No doesn't this just look yummy!























​

Reactions: Like 1


----------



## gman211991 (20/10/14)

Gizmo you should youtube shoenice la beast is kid still


----------



## annemarievdh (20/10/14)

Gizmo said:


> No doesn't this just look yummy!
> 
> 
> 
> ...




Hahahahaha ow my goodness!! With that in the trolly, I wont have space for the rest of my groceries.

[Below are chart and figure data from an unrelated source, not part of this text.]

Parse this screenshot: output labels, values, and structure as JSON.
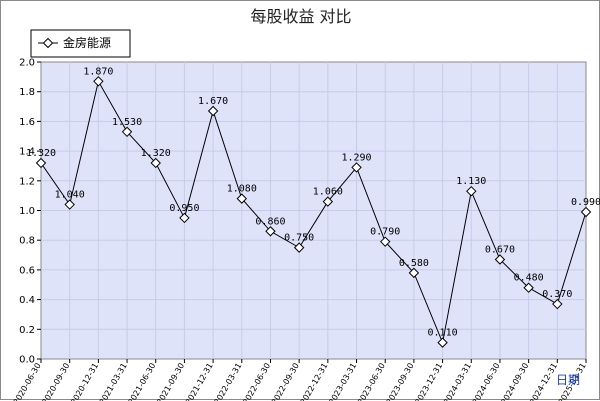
{
  "colors": {
    "plot_bg": "#dfe3fa",
    "grid": "#c6cbe8",
    "line": "#000000",
    "marker_fill": "#ffffff",
    "xlabel": "#1a3fd0"
  },
  "chart_data": {
    "type": "line",
    "title": "每股收益  对比",
    "xlabel": "日期",
    "ylabel": "",
    "ylim": [
      0,
      2.0
    ],
    "yticks": [
      "0.0",
      "0.2",
      "0.4",
      "0.6",
      "0.8",
      "1.0",
      "1.2",
      "1.4",
      "1.6",
      "1.8",
      "2.0"
    ],
    "grid": true,
    "legend_position": "top-left",
    "x": [
      "2020-06-30",
      "2020-09-30",
      "2020-12-31",
      "2021-03-31",
      "2021-06-30",
      "2021-09-30",
      "2021-12-31",
      "2022-03-31",
      "2022-06-30",
      "2022-09-30",
      "2022-12-31",
      "2023-03-31",
      "2023-06-30",
      "2023-09-30",
      "2023-12-31",
      "2024-03-31",
      "2024-06-30",
      "2024-09-30",
      "2024-12-31",
      "2025-03-31"
    ],
    "series": [
      {
        "name": "金房能源",
        "values": [
          1.32,
          1.04,
          1.87,
          1.53,
          1.32,
          0.95,
          1.67,
          1.08,
          0.86,
          0.75,
          1.06,
          1.29,
          0.79,
          0.58,
          0.11,
          1.13,
          0.67,
          0.48,
          0.37,
          0.99
        ],
        "labels": [
          "1.320",
          "1.040",
          "1.870",
          "1.530",
          "1.320",
          "0.950",
          "1.670",
          "1.080",
          "0.860",
          "0.750",
          "1.060",
          "1.290",
          "0.790",
          "0.580",
          "0.110",
          "1.130",
          "0.670",
          "0.480",
          "0.370",
          "0.990"
        ]
      }
    ]
  }
}
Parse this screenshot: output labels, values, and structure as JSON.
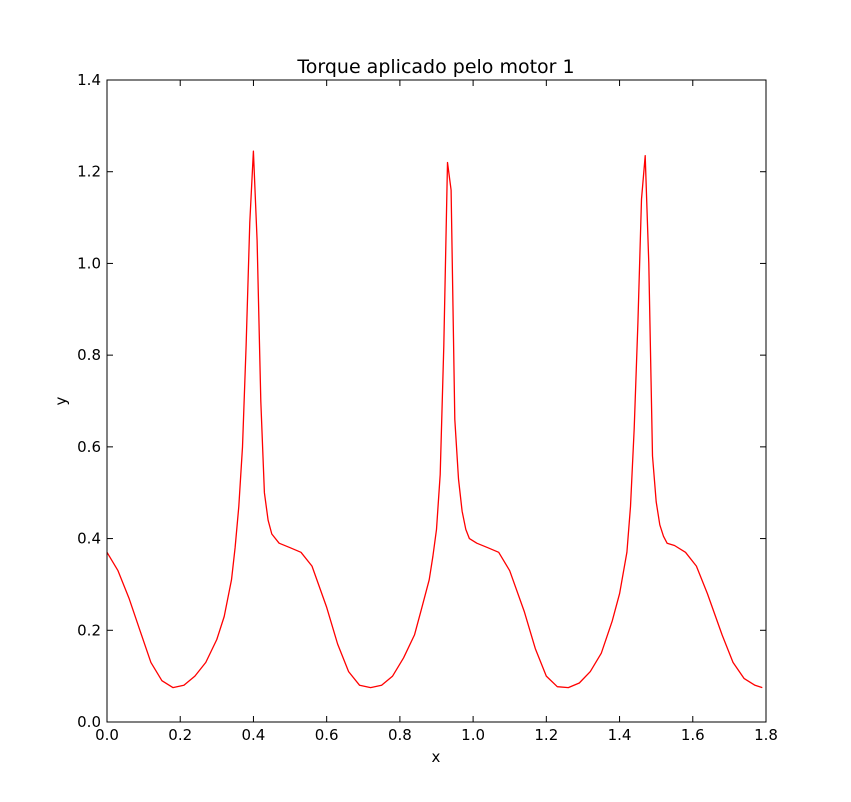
{
  "chart_data": {
    "type": "line",
    "title": "Torque aplicado pelo motor 1",
    "xlabel": "x",
    "ylabel": "y",
    "xlim": [
      0.0,
      1.8
    ],
    "ylim": [
      0.0,
      1.4
    ],
    "x_ticks": [
      "0.0",
      "0.2",
      "0.4",
      "0.6",
      "0.8",
      "1.0",
      "1.2",
      "1.4",
      "1.6",
      "1.8"
    ],
    "y_ticks": [
      "0.0",
      "0.2",
      "0.4",
      "0.6",
      "0.8",
      "1.0",
      "1.2",
      "1.4"
    ],
    "grid": false,
    "series": [
      {
        "color": "#ff0000",
        "x": [
          0.0,
          0.03,
          0.06,
          0.09,
          0.12,
          0.15,
          0.18,
          0.21,
          0.24,
          0.27,
          0.3,
          0.32,
          0.34,
          0.35,
          0.36,
          0.37,
          0.38,
          0.39,
          0.4,
          0.41,
          0.42,
          0.43,
          0.44,
          0.45,
          0.47,
          0.5,
          0.53,
          0.56,
          0.6,
          0.63,
          0.66,
          0.69,
          0.72,
          0.75,
          0.78,
          0.81,
          0.84,
          0.86,
          0.88,
          0.89,
          0.9,
          0.91,
          0.92,
          0.93,
          0.94,
          0.95,
          0.96,
          0.97,
          0.98,
          0.99,
          1.01,
          1.04,
          1.07,
          1.1,
          1.14,
          1.17,
          1.2,
          1.23,
          1.26,
          1.29,
          1.32,
          1.35,
          1.38,
          1.4,
          1.42,
          1.43,
          1.44,
          1.45,
          1.46,
          1.47,
          1.48,
          1.49,
          1.5,
          1.51,
          1.52,
          1.53,
          1.55,
          1.58,
          1.61,
          1.64,
          1.68,
          1.71,
          1.74,
          1.77,
          1.79
        ],
        "y": [
          0.37,
          0.33,
          0.27,
          0.2,
          0.13,
          0.09,
          0.075,
          0.08,
          0.1,
          0.13,
          0.18,
          0.23,
          0.31,
          0.38,
          0.47,
          0.6,
          0.82,
          1.09,
          1.245,
          1.05,
          0.7,
          0.5,
          0.44,
          0.41,
          0.39,
          0.38,
          0.37,
          0.34,
          0.25,
          0.17,
          0.11,
          0.08,
          0.075,
          0.08,
          0.1,
          0.14,
          0.19,
          0.25,
          0.31,
          0.36,
          0.42,
          0.54,
          0.82,
          1.22,
          1.16,
          0.66,
          0.53,
          0.46,
          0.42,
          0.4,
          0.39,
          0.38,
          0.37,
          0.33,
          0.24,
          0.16,
          0.1,
          0.077,
          0.075,
          0.085,
          0.11,
          0.15,
          0.22,
          0.28,
          0.37,
          0.47,
          0.64,
          0.87,
          1.14,
          1.235,
          1.0,
          0.58,
          0.48,
          0.43,
          0.405,
          0.39,
          0.385,
          0.37,
          0.34,
          0.28,
          0.19,
          0.13,
          0.095,
          0.08,
          0.075
        ]
      }
    ]
  }
}
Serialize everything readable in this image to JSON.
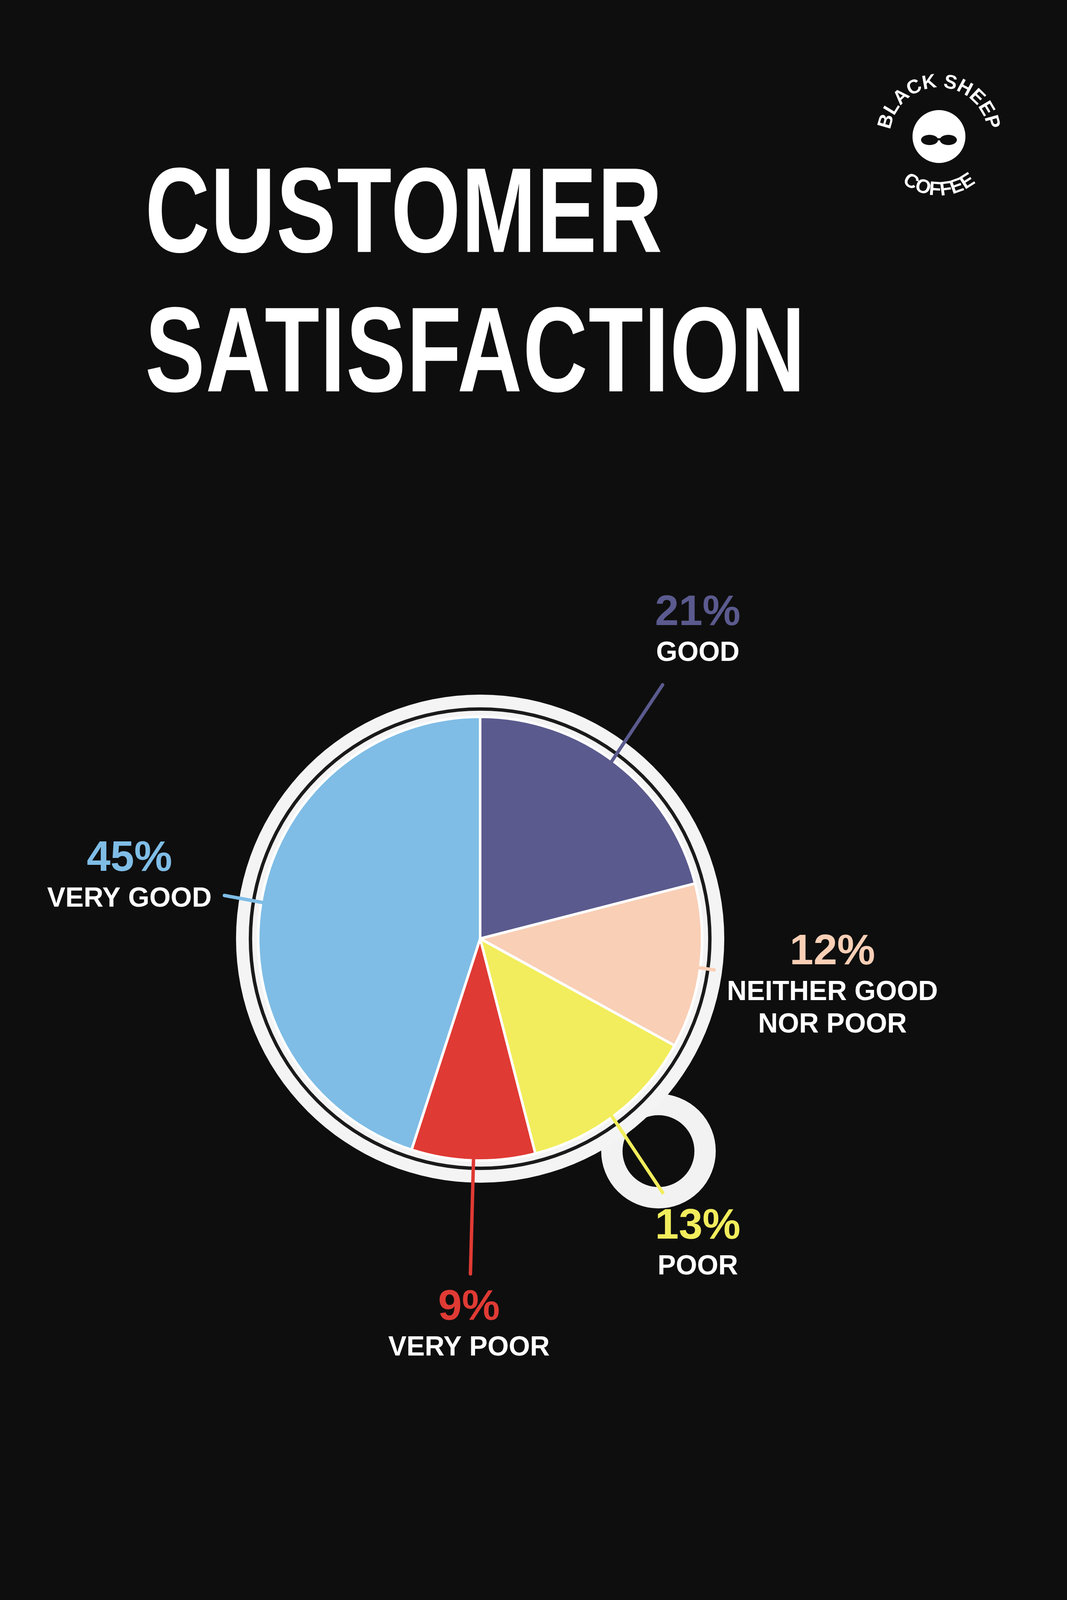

Or in my food racks  


Vaping with Thor the Reo Mini


----------



## Necris (20/10/14)

Well, i wont be having chicken for supper....echhhh

Reactions: Like 1


----------



## Stochastic (20/10/14)

Now that is one foul looking fowl.

Reactions: Like 1 | Winner 1 | Funny 3


----------



## TylerD (20/10/14)

Stochastic said:


> Now that is one foul looking fowl.


Agree, that cock is foul!

Reactions: Like 1 | Winner 1 | Funny 1


----------



## BumbleBee (20/10/14)

Necris said:


> Well, i wont be having chicken for supper....echhhh


eeeeew, we just had chicken for supper... now I see this

Reactions: Like 1


----------



## BumbleBee (20/10/14)

This guy needs to get some cooking tips from @Bumblebabe .... best crumbed chicken fillets ever!

Reactions: Like 1 | Thanks 1


----------



## zadiac (21/10/14)

That just looks so wrong....on so many levels


----------



## Marzuq (22/10/14)

i read chicken in a can and though cool
i see chicken and i go BARF - most disgusting thing ive seen in a while

Reactions: Agree 2


----------



## BumbleBee (22/10/14)

Marzuq said:


> i read chicken in a can and though cool
> i see chicken and i go BARF - most disgusting thing ive seen in a while


It's like watching a whole chicken being born

Reactions: Agree 1


----------



## Dr Phil (22/10/14)

Dame that's got to suck


----------